Posted tagged ‘Body sculpture’

Hair we go, Hair we go, Hair we go

August 23, 2013

 

It’s all the sculpted, bronzed Cristiano Ronaldo’s fault. He had taken off his shirt at the end of a match and exposed his hairless chest. I wonder what it would be like having one of them, I thought. The hairy chest has been with me for thirty years now. We’ve been through a lot me and the chest hair: moonshining in Maryland, marmot-spotting in France, sock-darning in the tropical climes, we’ve been through it all. Still, I was considering a trimming of the ways.

Before I go on, I must tell you that I am not hairy all over. My back, I have heard from good sources, has no hairs on it at all. Or moles or any blemish whatsoever. You could say my back is my best feature. In fact, it has been said in certain circles that people like to see the back of me. What about that?

I looked at the options of getting rid of my unwanted hair. This is a big step in a man’s life. It’s right up there with getting a tattoo lasered off. The electric shaver, while doing a good job on my face, might not be up to the task in this more heavily congested forestry region. I could envisage missed clumps of hair and bristly bits sprouting after a day or two. Everything would be itchy and clawy. Clearly, the shaver was not going to make the cut. Which left me with wax as the only thing to work with.

I made a few enquiries with the professionals of the wax trade and basically they told me it’s a harmless procedure. The wax strips are adhered to the chest and just pulled off like a band aid. I looked at my nipples (this blog should be X-rated, don’t you think?) and the curly little nippers that grow there. I’m sure this sensitive area would feel the pain and they might miss their hairy companions if they were cut off. They were as close as a horse and a hound.

“Would you like a Brazilian?” the wax lady asked me.

Yes, there are Brazilians for men. They are similar to the traditional Brazilian, only longer. The waxers take off all the growth leaving a small runway of hair that starts at the top of the chin and ends where, well, you know where it ends. This trail of gunpowder was not for me. I refused.

It did get me thinking that maybe I should see a sculptor. With my full chest resembling a block of marble a good sculptor could go to town with it. There were myriad variations that could be carved in this dense woodland. This was exciting. It was like finding an unused part of skin and getting a new tattoo. I got a hold of Rodin and gave him a commission.

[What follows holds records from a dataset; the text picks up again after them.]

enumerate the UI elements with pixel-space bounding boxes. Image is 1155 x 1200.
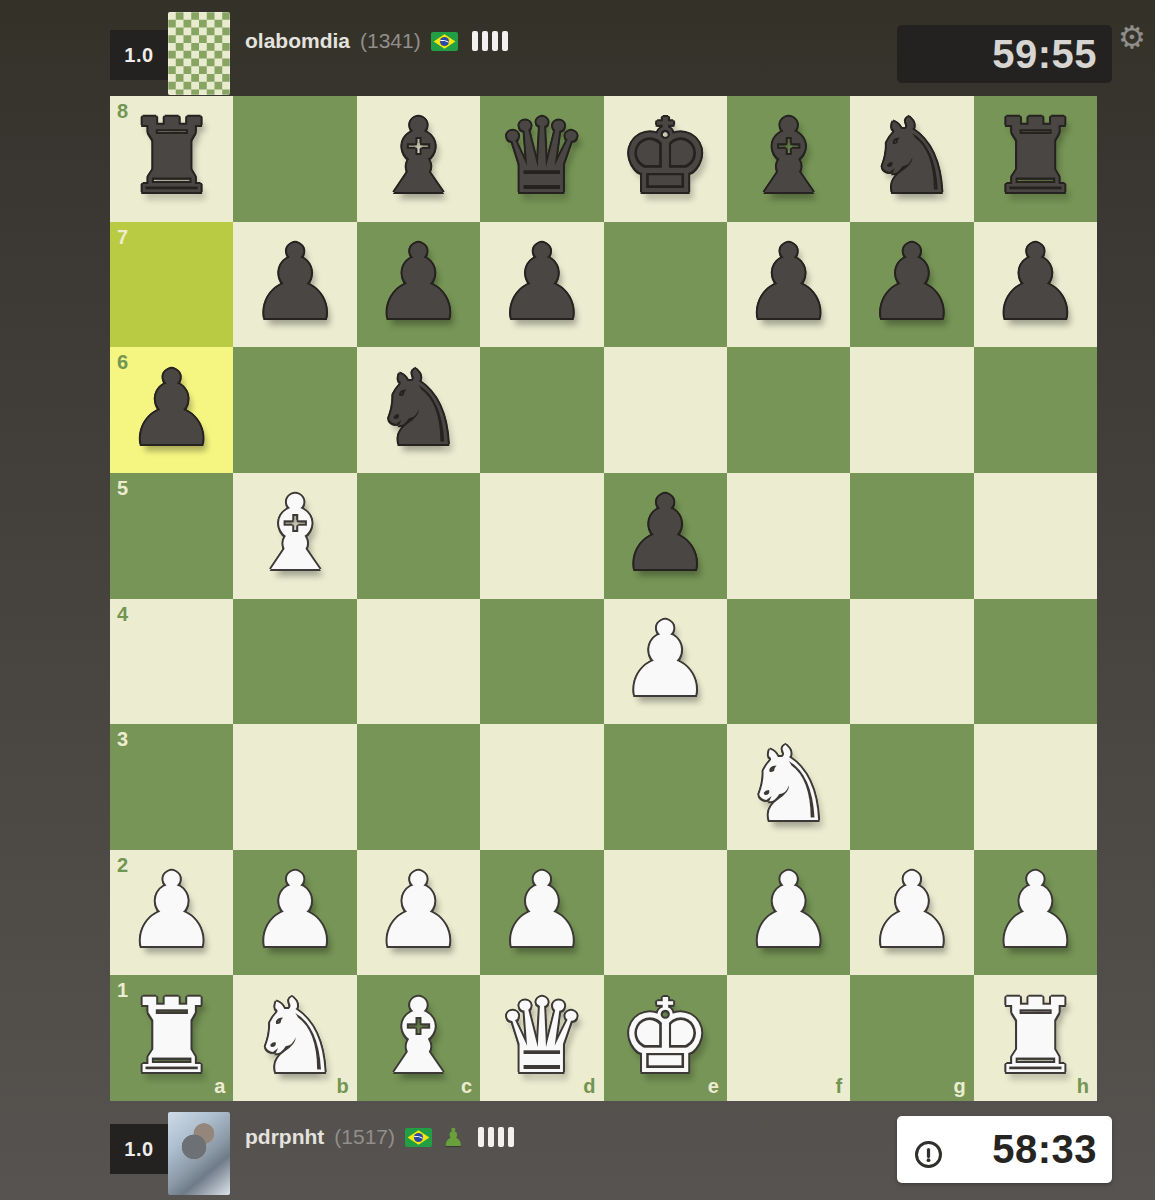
- square-e2[interactable]: [604, 850, 727, 976]
- top-player-connection-bars: [472, 31, 508, 51]
- white-pawn-d2[interactable]: ♟: [496, 859, 588, 962]
- square-e4[interactable]: ♟: [604, 599, 727, 725]
- bottom-player-avatar[interactable]: [168, 1112, 230, 1195]
- top-player-name[interactable]: olabomdia: [245, 29, 350, 53]
- square-b1[interactable]: b♞: [233, 975, 356, 1101]
- white-pawn-b2[interactable]: ♟: [249, 859, 341, 962]
- top-player-avatar[interactable]: [168, 12, 230, 95]
- white-bishop-b5[interactable]: ♝: [249, 482, 341, 585]
- square-a1[interactable]: 1a♜: [110, 975, 233, 1101]
- square-d2[interactable]: ♟: [480, 850, 603, 976]
- square-g7[interactable]: ♟: [850, 222, 973, 348]
- square-f1[interactable]: f: [727, 975, 850, 1101]
- square-e6[interactable]: [604, 347, 727, 473]
- square-c5[interactable]: [357, 473, 480, 599]
- square-f5[interactable]: [727, 473, 850, 599]
- white-queen-d1[interactable]: ♛: [496, 985, 588, 1088]
- settings-gear-icon[interactable]: ⚙: [1118, 22, 1146, 53]
- square-h2[interactable]: ♟: [974, 850, 1097, 976]
- square-g5[interactable]: [850, 473, 973, 599]
- file-label-g: g: [953, 1076, 965, 1096]
- square-g8[interactable]: ♞: [850, 96, 973, 222]
- square-e7[interactable]: [604, 222, 727, 348]
- square-c6[interactable]: ♞: [357, 347, 480, 473]
- rank-label-3: 3: [117, 729, 128, 749]
- square-f2[interactable]: ♟: [727, 850, 850, 976]
- white-knight-f3[interactable]: ♞: [742, 733, 834, 836]
- white-pawn-h2[interactable]: ♟: [989, 859, 1081, 962]
- square-h4[interactable]: [974, 599, 1097, 725]
- rank-label-5: 5: [117, 478, 128, 498]
- black-pawn-e5[interactable]: ♟: [619, 482, 711, 585]
- top-player-info: olabomdia (1341): [245, 26, 508, 56]
- brazil-flag-icon: [431, 32, 458, 51]
- square-c2[interactable]: ♟: [357, 850, 480, 976]
- signal-bar-icon: [508, 1127, 514, 1147]
- top-clock-time: 59:55: [992, 32, 1097, 77]
- game-screen: 1.0 olabomdia (1341) 59:55 ⚙ 8♜♝♛♚♝♞♜7♟♟…: [0, 0, 1155, 1200]
- square-b8[interactable]: [233, 96, 356, 222]
- top-player-clock: 59:55: [897, 25, 1112, 83]
- square-f6[interactable]: [727, 347, 850, 473]
- black-pawn-b7[interactable]: ♟: [249, 231, 341, 334]
- black-king-e8[interactable]: ♚: [619, 105, 711, 208]
- square-d3[interactable]: [480, 724, 603, 850]
- square-d1[interactable]: d♛: [480, 975, 603, 1101]
- black-pawn-d7[interactable]: ♟: [496, 231, 588, 334]
- bottom-player-info: pdrpnht (1517) ♟: [245, 1122, 514, 1152]
- black-bishop-c8[interactable]: ♝: [372, 105, 464, 208]
- square-e3[interactable]: [604, 724, 727, 850]
- black-queen-d8[interactable]: ♛: [496, 105, 588, 208]
- white-pawn-c2[interactable]: ♟: [372, 859, 464, 962]
- file-label-f: f: [836, 1076, 843, 1096]
- signal-bar-icon: [472, 31, 478, 51]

“Make my chest into a phone bar code.” I demanded.

 

Phone bar codes store information in a two-dimensional (2-D) matrix of tiny squares, dots or other geometric patterns. Next time I take my shirt off, the fans will get their cameras out and think that they’re scanning a bar code. When an image of the matrix is captured, software in the phone converts it into a web address, a piece of text or a number. Who knows, maybe it will direct the snappers to somewhere in the great blue yonder? More probably, they’ll be left with a photograph of my sheared self.